The girls Miss Andy found for her basketball team in the 1940s and '50s had a

lot of ability, it seems. From the 1944-45 season, her first as coach of what

was the Hawley School girls' basketball team, right through the 1953-54

season, Miss Andy watched as her girls won 96 games, lost just three and tied

three others, while captured four Housatonic Valley Schoolmen's League

championships in the six years that league players were sponsored.

In that time, the Hawley School girls put together eight undefeated seasons

and winning streaks measuring 29 and 35 games. No team, in those 10 seasons,

suffered more than one loss.

Wow.

"She always could bring out the best in anybody," said Mrs Crick, who played

for Miss Andy from 1946-47 through 1949-50. "She always had a twinkle in her

eye and a smile. You wanted to prove yourself to her. She didn't say an awful

lot, but you knew just by looking at her that she was proud."

Which was most of the time, considering a 96-3-3 basketball record in 10

seasons. But even when things weren't going so well - which was infrequent -

Miss Andy had a way of staying nonplused.

Mrs Crick remembered, "She'd lean her elbows on her knees and just watch and

watch. She'd never yell, but you just knew when she didn't like something. She

loved to see us do well and play well. She looked at us and that's all we

needed."

Miss Andy was prolific not only in basketball, though. When field hockey

became a part of the athletic landscape at Newtown High School, Miss Andy

started winning some more championships.

The Western Connecticut Conference had yet to be formed, but in 1960 the Lady

Indians were priming themselves by finishing 4-0-1 (two wins over Masuk and

one over New Milford). Four years later, in the infancy of the WCC, Miss Andy

led the Lady Indians to a 6-0 record and their first WCC title and watched as

her team not only remained undefeated, but did not allow a goal until the

final half of the final game of the season. After a bad season in 1968, in

which Newtown stumbled to a 1-4-4 record, the Lady Indians returned to

championship form in 1970 with a 6-0-2 mark.

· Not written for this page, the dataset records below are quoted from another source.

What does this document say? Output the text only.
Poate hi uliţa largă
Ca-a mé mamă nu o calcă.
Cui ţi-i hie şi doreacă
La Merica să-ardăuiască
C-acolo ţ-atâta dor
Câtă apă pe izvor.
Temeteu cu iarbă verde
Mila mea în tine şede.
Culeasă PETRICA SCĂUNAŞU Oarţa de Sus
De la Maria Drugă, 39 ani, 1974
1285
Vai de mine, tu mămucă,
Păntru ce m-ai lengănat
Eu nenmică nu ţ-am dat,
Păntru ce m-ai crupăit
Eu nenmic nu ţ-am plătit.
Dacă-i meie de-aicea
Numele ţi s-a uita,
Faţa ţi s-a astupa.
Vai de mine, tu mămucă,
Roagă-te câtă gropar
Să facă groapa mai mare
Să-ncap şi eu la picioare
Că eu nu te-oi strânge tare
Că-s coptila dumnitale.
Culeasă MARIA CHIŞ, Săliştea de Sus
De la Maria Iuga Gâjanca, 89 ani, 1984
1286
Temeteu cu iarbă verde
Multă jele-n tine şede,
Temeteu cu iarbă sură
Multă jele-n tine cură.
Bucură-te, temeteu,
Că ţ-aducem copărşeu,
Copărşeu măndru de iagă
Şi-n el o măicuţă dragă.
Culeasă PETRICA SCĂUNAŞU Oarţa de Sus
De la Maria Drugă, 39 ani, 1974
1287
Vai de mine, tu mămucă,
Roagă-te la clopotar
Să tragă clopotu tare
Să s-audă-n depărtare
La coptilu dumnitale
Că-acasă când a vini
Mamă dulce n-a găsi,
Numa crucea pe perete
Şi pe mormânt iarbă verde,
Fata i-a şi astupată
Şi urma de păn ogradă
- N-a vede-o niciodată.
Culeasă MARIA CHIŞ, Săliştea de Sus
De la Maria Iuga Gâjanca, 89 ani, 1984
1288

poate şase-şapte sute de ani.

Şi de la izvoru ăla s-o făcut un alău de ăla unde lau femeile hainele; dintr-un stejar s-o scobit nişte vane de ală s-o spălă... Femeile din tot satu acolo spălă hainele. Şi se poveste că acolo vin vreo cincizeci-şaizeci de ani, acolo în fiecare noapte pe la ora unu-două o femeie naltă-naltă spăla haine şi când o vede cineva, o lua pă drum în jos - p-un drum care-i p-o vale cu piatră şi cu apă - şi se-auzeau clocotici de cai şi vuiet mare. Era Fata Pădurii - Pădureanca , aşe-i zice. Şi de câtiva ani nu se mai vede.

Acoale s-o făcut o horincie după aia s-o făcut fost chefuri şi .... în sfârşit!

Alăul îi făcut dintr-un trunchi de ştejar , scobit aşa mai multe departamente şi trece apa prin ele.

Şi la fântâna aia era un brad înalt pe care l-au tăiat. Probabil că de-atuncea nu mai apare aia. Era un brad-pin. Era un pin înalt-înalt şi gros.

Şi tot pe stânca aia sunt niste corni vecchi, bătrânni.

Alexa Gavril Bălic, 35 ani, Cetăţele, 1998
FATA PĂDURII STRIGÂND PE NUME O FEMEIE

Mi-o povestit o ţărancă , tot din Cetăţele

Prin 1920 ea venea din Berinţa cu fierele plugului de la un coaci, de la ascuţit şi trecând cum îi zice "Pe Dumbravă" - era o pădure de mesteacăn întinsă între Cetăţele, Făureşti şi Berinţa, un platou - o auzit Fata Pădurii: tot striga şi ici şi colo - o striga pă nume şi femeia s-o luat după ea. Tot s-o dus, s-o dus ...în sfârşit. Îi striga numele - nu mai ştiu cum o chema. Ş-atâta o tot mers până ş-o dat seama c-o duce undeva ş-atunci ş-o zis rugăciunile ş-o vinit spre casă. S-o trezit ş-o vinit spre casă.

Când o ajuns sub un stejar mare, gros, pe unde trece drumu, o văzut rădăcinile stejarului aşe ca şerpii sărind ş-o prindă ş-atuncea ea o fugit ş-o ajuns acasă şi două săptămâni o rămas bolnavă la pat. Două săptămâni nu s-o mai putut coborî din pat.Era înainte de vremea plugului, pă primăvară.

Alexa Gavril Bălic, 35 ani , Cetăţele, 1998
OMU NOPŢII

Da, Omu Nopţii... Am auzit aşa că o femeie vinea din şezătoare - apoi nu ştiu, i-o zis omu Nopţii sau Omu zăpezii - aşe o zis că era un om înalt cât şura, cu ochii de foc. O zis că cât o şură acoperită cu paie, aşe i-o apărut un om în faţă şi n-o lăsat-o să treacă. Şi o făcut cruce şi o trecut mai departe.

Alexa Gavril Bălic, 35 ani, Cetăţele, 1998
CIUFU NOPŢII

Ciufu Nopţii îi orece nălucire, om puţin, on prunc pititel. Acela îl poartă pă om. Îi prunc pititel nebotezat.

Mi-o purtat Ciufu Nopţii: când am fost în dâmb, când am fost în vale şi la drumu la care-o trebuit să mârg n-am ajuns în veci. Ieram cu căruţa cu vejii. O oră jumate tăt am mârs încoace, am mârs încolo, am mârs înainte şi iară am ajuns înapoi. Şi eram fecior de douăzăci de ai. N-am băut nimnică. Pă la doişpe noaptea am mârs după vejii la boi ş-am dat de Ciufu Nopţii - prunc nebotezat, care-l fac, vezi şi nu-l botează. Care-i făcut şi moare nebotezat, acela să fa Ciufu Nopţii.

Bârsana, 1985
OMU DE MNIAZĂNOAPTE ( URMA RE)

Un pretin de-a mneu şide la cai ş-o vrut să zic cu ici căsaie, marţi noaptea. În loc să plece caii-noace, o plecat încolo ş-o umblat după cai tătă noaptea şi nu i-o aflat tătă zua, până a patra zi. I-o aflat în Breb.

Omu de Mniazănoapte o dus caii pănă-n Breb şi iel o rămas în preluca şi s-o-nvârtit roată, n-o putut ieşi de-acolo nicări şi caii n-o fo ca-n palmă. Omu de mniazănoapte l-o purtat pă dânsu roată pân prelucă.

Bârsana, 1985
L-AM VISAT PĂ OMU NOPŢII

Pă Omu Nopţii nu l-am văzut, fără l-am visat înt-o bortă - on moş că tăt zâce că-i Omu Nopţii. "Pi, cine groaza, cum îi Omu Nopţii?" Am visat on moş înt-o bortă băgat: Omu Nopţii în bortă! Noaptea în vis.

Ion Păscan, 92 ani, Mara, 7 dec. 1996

There was no titles left after that.

Miss Andy coached softball for almost 30 years and when she retired following

the 1973-74 school year, Bob Sveda assumed control and rode the program

through the next 17 seasons until a guy by the name of Bob Zito, in 1992,

became only the third coach the program ever had.

"The kids loved her," said Miss LeBeau. "They responded well to her. She could

get them to do things that other people might not be able to get them to do.

She never yelled at anyone, but had a way she would kind of kid them into

things."

Miss Andy had a profound impact on hundreds of young female athletes . . . as

well as many of the coaches she worked alongside.

"I found myself saying things she might have said in certain situations," said

Miss LeBeau. "I thought about her a lot in my teaching career, after she

retired and I always said if I could be half the person she was as a P.E.

teacher that I would be successful."

When Miss Andy retired in 1974, she was sent off with a retirement party that

featured the re-appearance of many of the young women she coached - as far

back as the 1940s.

"She was one of my favorite, favorite people," said Mrs Crick.